There's evidence to suggest that this endlessly repeated cycle, starting with excited commitment and ending with a loss of trust, is leaving users fatigued. A recent consumer satisfaction study cites an "increase in advertising on social media" as the main reason for social media's shockingly low satisfaction score — below even airlines — with Facebook and LinkedIn at the bottom of the group.

That's not to say that the blame rests solely on these companies. Internet users are conditioned to expect revolutionary services at no cost whatsoever, a proposition that's becoming less tenable by the day, if it ever was. Deep down, we all know it's silly to expect a service with 1 billion users to live in the red, but we view it as their problem, not ours.

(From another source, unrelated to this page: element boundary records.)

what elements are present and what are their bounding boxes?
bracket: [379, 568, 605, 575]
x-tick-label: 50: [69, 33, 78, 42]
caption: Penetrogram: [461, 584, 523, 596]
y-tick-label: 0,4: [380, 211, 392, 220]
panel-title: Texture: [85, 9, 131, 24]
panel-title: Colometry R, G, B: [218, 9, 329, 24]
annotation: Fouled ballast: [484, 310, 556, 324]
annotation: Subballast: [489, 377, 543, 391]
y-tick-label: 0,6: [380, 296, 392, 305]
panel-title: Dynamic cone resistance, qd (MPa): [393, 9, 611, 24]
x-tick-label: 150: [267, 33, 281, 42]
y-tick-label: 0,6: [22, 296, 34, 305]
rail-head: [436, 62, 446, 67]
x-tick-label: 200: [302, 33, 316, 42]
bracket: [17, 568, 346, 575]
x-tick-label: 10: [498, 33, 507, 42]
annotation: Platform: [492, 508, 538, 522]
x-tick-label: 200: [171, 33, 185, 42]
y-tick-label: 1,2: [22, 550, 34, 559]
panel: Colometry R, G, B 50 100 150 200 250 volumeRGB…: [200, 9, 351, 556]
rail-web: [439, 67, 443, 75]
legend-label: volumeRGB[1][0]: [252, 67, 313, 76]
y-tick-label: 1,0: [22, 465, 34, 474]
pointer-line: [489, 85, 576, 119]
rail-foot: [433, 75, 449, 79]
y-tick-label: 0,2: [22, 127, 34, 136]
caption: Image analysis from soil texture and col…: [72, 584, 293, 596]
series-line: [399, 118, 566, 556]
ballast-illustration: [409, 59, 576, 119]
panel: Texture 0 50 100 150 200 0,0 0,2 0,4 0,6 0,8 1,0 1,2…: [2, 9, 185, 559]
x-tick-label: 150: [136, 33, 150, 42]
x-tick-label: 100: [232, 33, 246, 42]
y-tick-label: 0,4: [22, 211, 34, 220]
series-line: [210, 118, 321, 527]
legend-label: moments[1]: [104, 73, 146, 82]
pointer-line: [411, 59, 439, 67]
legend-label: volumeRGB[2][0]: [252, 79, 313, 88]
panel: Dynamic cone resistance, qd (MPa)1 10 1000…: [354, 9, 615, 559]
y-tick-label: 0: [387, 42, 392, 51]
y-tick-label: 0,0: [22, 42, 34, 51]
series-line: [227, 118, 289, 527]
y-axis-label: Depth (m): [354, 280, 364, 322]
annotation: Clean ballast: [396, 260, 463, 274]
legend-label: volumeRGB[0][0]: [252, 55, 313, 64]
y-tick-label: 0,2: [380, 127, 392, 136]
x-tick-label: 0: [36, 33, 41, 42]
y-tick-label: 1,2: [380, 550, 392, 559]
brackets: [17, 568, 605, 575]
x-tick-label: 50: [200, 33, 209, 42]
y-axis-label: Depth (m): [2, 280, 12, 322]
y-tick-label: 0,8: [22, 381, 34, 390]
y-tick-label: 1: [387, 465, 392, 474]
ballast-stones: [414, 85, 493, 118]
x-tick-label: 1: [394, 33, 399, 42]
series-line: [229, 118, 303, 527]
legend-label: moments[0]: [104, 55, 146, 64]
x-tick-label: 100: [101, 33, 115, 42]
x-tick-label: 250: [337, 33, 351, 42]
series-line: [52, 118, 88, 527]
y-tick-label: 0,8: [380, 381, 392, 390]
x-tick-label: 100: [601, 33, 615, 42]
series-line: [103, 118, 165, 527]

It would be unfair to single out Facebook and LinkedIn — virtually no major internet company is immune. Pinterest, it was recently reported, has inked deals to quietly track user browsing behavior to serve up content and ads, and under pressure from its new owners, Tumblr is succumbing to new ads and stricter content guidelines. None of this behavior is strictly malevolent, but it's a far cry from many of these networks' humble beginnings. Just three years ago, Tumblr founder David Karp once told the LA Times he hated advertising altogether. "It really turns our stomachs," he said.

By definition, social networks have to sell out in order to grow up. This invariably means becoming less palatable to a devoted core user base and, in the worst cases, can result in widespread loss of trust. It's not to say that social networks are forever doomed to betray users for bottom lines — monetization strategies will most definitely grow more sophisticated and user friendly — but in the current climate, it seems that as once-free social networking companies gradually begin identifying by their ticker symbols, users may start to sound more and more like Nick Corcodilos.

"It feels like LinkedIn has totally forgotten that its mission is helping people connect," Corcodilos said. "I'm not talking about connecting keywords in a database, but real relationships."